Treize ans plus tard… – Elima DIABONG – 2022 – Ed. Enoya

Quatrième de couverture

Être mariée de force à quatorze ans. Être accusée de ne pas être vierge à sa nuit de noce et devoir subir l’enfer de la lapidation, voici ce qui attend Elsa dans cette vieille case en paille où elle est enchaînée et humiliée. Réussira-t-elle à sortir de ce tourment? Ce roman est un parcours de mémoire et une série de réflexions sur la vie et sur tous les sentiments qui nous animent au quotidien. C’est un miroir pour la femme confrontée aux affres du mariage forcé, au viol et à d’autres faits sociaux. Ce livre nous offre aussi un mélange de cultures rendu possible grâce au parcours du personnage principal.

Chronique

« A Daour, les femmes se parent du poids de la tradition« . Des mots qui font frémir. Des mots qui illustrent la place de la femme dans cette tradition. C’est à dire que son rôle se limite à être épouse et mère, muette et corvéable à merci. Une obligation. Pour le bonheur des hommes. Une bonne épouse est docile et ne se plaint jamais. Elsa est fortement contre ces traditions. Prendre sa vie en main et devenir ce qu’elle souhaitera sont ses desiderata. Mais, le destin veille comme un charognard veille sur une veille carcasse. Elsa ne l’apprendra que trop vite, à son grand désarroi. Va-t-elle, comme les autres, ployer sous le joug des traditions liberticides pour les femmes? 

L’auteure nous fait entrer dans un monde où, pour certaines femmes, le mutisme, la douleur, le rejet, la violence sont le quotidien. Supporter les coups, se faire violenter, sans dire un mot comme le conseille leur éducation. Elsa apprend sa vie de femme à travers le sang, les malédictions et l’émiettement de son âme. Résistera-t-elle ou se taira-t-elle? Certaines femmes, certaines mères trouvent leur sort atroce. Cependant, elles doivent obéissance à leur mari.  Donc, elles se tairont et laisseront leurs filles connaître les mêmes horreurs qu’elles. C’est ainsi. Les Ancêtres l’ont décidé, ainsi que les dieux.

L’auteure se sent très concernée par la condition des femmes africaines. Son roman nous fait entrer dans le monde de ces femmes à qui la tradition impose le rôle de faire des enfants, de subir les aléas de la vie, les diktats paternels en faisant fi de leurs projets, de leur humanité. Elles sont rabaissées au rôle d’ombres muettes. Elsa a vécu l’horreur. Son corps, son cœur, son âme se sont brisés sur les écueils d’une tradition insensible à ses désirs, ses rêves. Sa vie ne sera plus la même.
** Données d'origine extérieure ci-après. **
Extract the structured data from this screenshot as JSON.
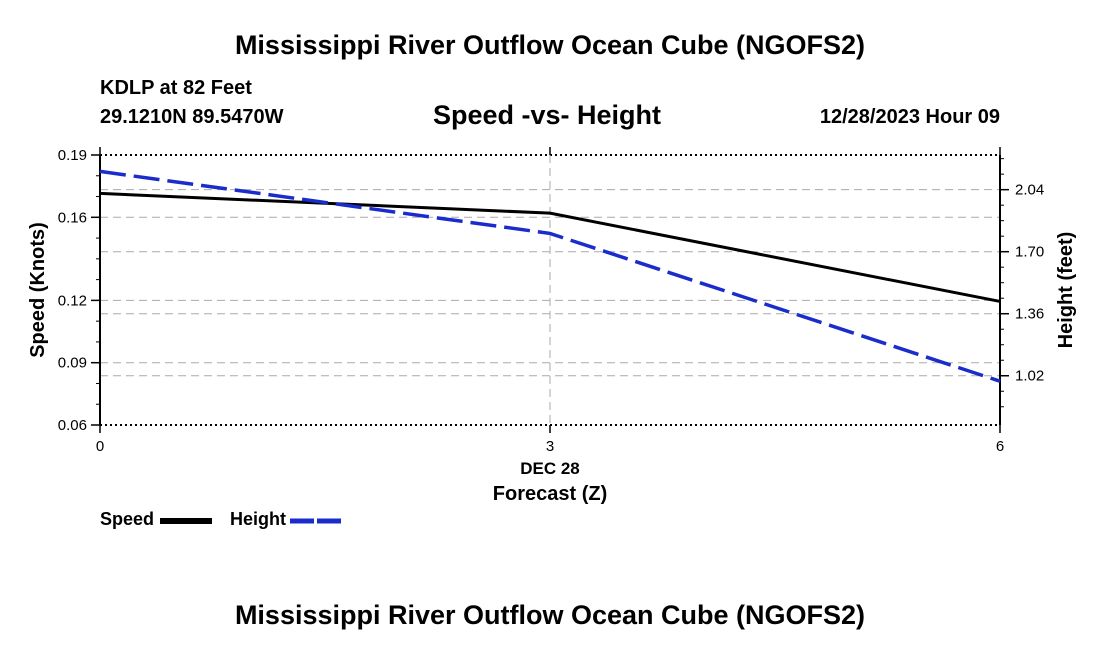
{
  "page": {
    "main_title": "Mississippi River Outflow Ocean Cube (NGOFS2)",
    "station_label": "KDLP at 82 Feet",
    "coordinates": "29.1210N  89.5470W",
    "date_label": "12/28/2023 Hour 09",
    "second_title": "Mississippi River Outflow Ocean Cube (NGOFS2)"
  },
  "chart_data": {
    "type": "line",
    "title": "Speed -vs- Height",
    "xlabel": "Forecast (Z)",
    "x_date_label": "DEC 28",
    "ylabel": "Speed (Knots)",
    "y2label": "Height (feet)",
    "x": [
      0,
      3,
      6
    ],
    "xlim": [
      0,
      6
    ],
    "x_ticks": [
      "0",
      "3",
      "6"
    ],
    "ylim": [
      0.06,
      0.19
    ],
    "y_ticks": [
      "0.19",
      "0.16",
      "0.12",
      "0.09",
      "0.06"
    ],
    "y_tick_values": [
      0.19,
      0.16,
      0.12,
      0.09,
      0.06
    ],
    "y2lim": [
      0.75,
      2.23
    ],
    "y2_ticks": [
      "2.04",
      "1.70",
      "1.36",
      "1.02"
    ],
    "y2_tick_values": [
      2.04,
      1.7,
      1.36,
      1.02
    ],
    "series": [
      {
        "name": "Speed",
        "axis": "left",
        "values": [
          0.1715,
          0.162,
          0.1195
        ],
        "color": "#000000",
        "dash": "solid"
      },
      {
        "name": "Height",
        "axis": "right",
        "values": [
          2.14,
          1.8,
          0.99
        ],
        "color": "#1a2ccc",
        "dash": "dashed"
      }
    ],
    "legend": [
      {
        "label": "Speed"
      },
      {
        "label": "Height"
      }
    ],
    "grid": true
  }
}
Comment vivra-t-elle son calvaire? Que pensent ses proches de ce calvaire que lui fait douter de l’humain? L’écriture nous fait traverser un monde que nul être ne souhaiterait connaitre. Par ses mots, Elima Diabong nous rappelle que dans certaines parties du monde, les femmes n’ont aucune liberté d’être, de penser, de choisir. Elles ne sont que des ombres soumises au bon vouloir des hommes. Elles n’ont droit qu’à une seule chose : mourir…en silence.